National Distribution Union Assistant General Secretary Karl Andersen said that many local clothing and textiles firms have been let down by successive governments' approach to procurement.
"Whereas every other country takes a pragmatic approach to applying international trade rules and balances the risks of sailing close to the wind with the benefits of keeping the work local, New Zealand has pursued an ideological approach to government procurement that has let down local industries and local jobs," Karl Andersen said.
The issue of Government Procurement dominated the beginning of the Government's Job Summit last February, when the owner of Swazi Apparel, Davey Hughes, exposed the fact that he was losing a $2 million defence force contract to China on the eve of the summit.
"Swazi Apparel is one example among many, where there is local capability and expertise ready to fulfil government contracts, but the government's laissez-faire approach to procurement sees this work go overseas. Government is the only organisation of any size that's big enough to even-up the contest for domestic manufacturers."
"The NDU wants a stronger response to government procurement than that set out in Clare Curran's Bill. We want government to take back responsibility for large procurement contracts such as the one affecting Swazi, rather than leaving it to departments themselves."
"But Clare Curran's bill has prompted a much needed debate on this issue," Karl Andersen said.
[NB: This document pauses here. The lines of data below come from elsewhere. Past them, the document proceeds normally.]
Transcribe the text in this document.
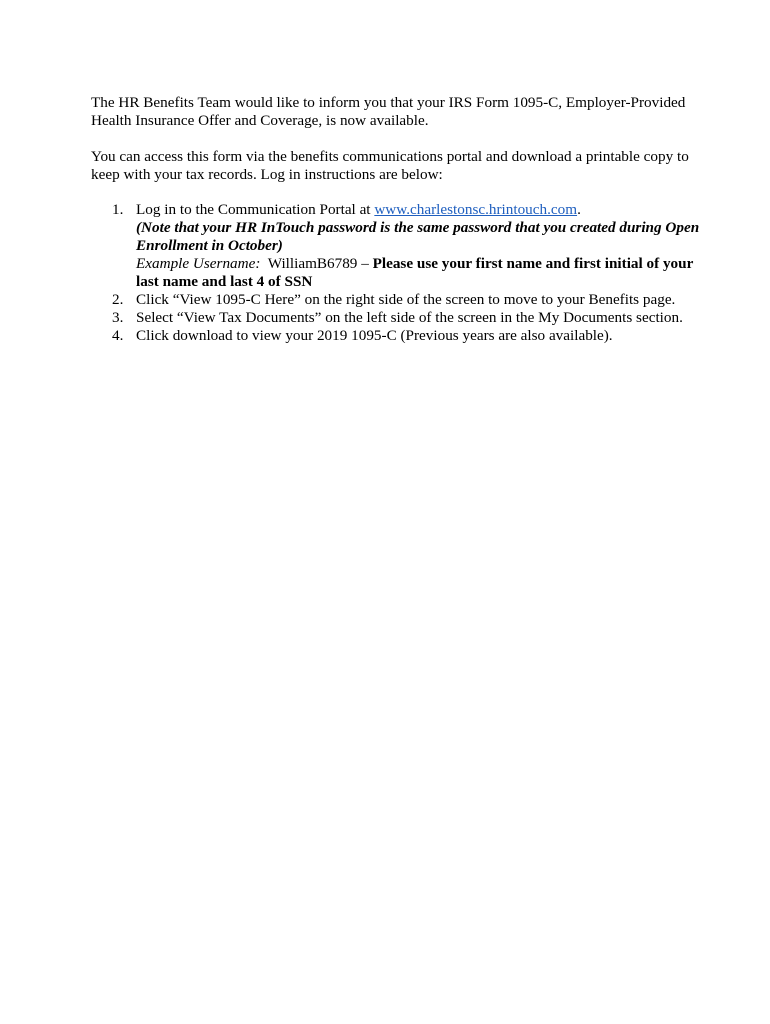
The HR Benefits Team would like to inform you that your IRS Form 1095-C, Employer-Provided Health Insurance Offer and Coverage, is now available.

You can access this form via the benefits communications portal and download a printable copy to keep with your tax records. Log in instructions are below:

1. Log in to the Communication Portal at www.charlestonsc.hrintouch.com.
(Note that your HR InTouch password is the same password that you created during Open Enrollment in October)
Example Username:  WilliamB6789 – Please use your first name and first initial of your last name and last 4 of SSN
2. Click “View 1095-C Here” on the right side of the screen to move to your Benefits page.
3. Select “View Tax Documents” on the left side of the screen in the My Documents section.
4. Click download to view your 2019 1095-C (Previous years are also available).
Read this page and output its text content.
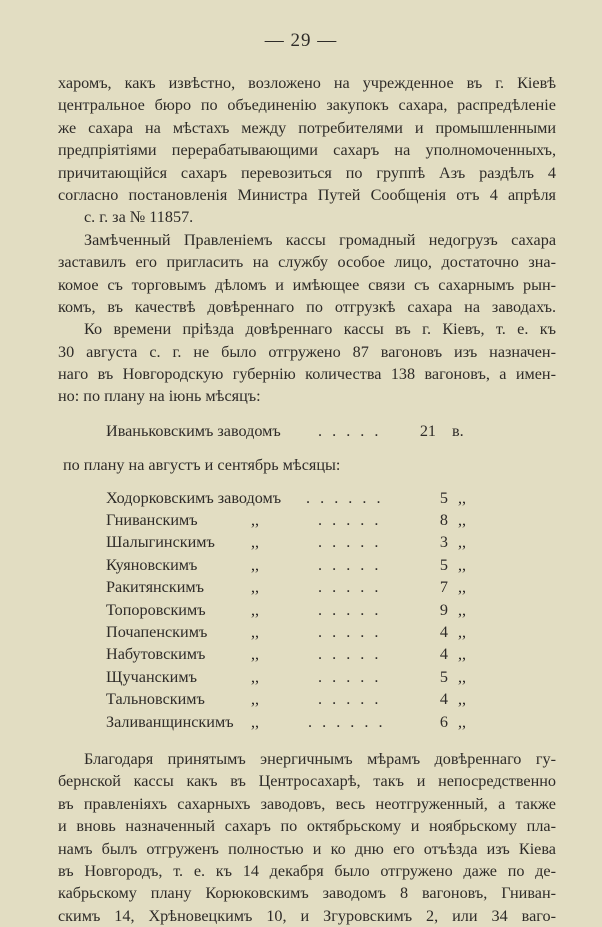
— 29 —
харомъ, какъ извѣстно, возложено на учрежденное въ г. Кіевѣ
центральное бюро по объединенію закупокъ сахара, распредѣленіе
же сахара на мѣстахъ между потребителями и промышленными
предпріятіями перерабатывающими сахаръ на уполномоченныхъ,
причитающійся сахаръ перевозиться по группѣ Азъ раздѣлъ 4
согласно постановленія Министра Путей Сообщенія отъ 4 апрѣля
с. г. за № 11857.
Замѣченный Правленіемъ кассы громадный недогрузъ сахара
заставилъ его пригласить на службу особое лицо, достаточно зна-
комое съ торговымъ дѣломъ и имѣющее связи съ сахарнымъ рын-
комъ, въ качествѣ довѣреннаго по отгрузкѣ сахара на заводахъ.
Ко времени пріѣзда довѣреннаго кассы въ г. Кіевъ, т. е. къ
30 августа с. г. не было отгружено 87 вагоновъ изъ назначен-
наго въ Новгородскую губернію количества 138 вагоновъ, а имен-
но: по плану на іюнь мѣсяцъ:
Иваньковскимъ заводомъ . . . . .	21 в.
по плану на августъ и сентябрь мѣсяцы:
Ходорковскимъ заводомъ . . . . . .	5 ,,
Гниванскимъ	,,	. . . . .	8 ,,
Шалыгинскимъ ,,	. . . . .	3 ,,
Куяновскимъ	,,	. . . . .	5 ,,
Ракитянскимъ	,,	. . . . .	7 ,,
Топоровскимъ	,,	. . . . .	9 ,,
Почапенскимъ	,,	. . . . .	4 ,,
Набутовскимъ	,,	. . . . .	4 ,,
Щучанскимъ	,,	. . . . .	5 ,,
Тальновскимъ	,,	. . . . .	4 ,,
Заливанщинскимъ ,,	. . . . . .	6 ,,
Благодаря принятымъ энергичнымъ мѣрамъ довѣреннаго гу-
бернской кассы какъ въ Центросахарѣ, такъ и непосредственно
въ правленіяхъ сахарныхъ заводовъ, весь неотгруженный, а также
и вновь назначенный сахаръ по октябрьскому и ноябрьскому пла-
намъ былъ отгруженъ полностью и ко дню его отъѣзда изъ Кіева
въ Новгородъ, т. е. къ 14 декабря было отгружено даже по де-
кабрьскому плану Корюковскимъ заводомъ 8 вагоновъ, Гниван-
скимъ 14, Хрѣновецкимъ 10, и Згуровскимъ 2, или 34 ваго-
The National Distribution Union is one of the biggest private sector unions in New Zealand with a membership of over 20,000. We are made up of four sectors, and have members in many different industries. Most of our membership is concentrated in the North Island, which is reflected in our branch office locations. We are affiliated to the NZ Council of Trade Unions and we are also affiliated to international organisations through our sectors.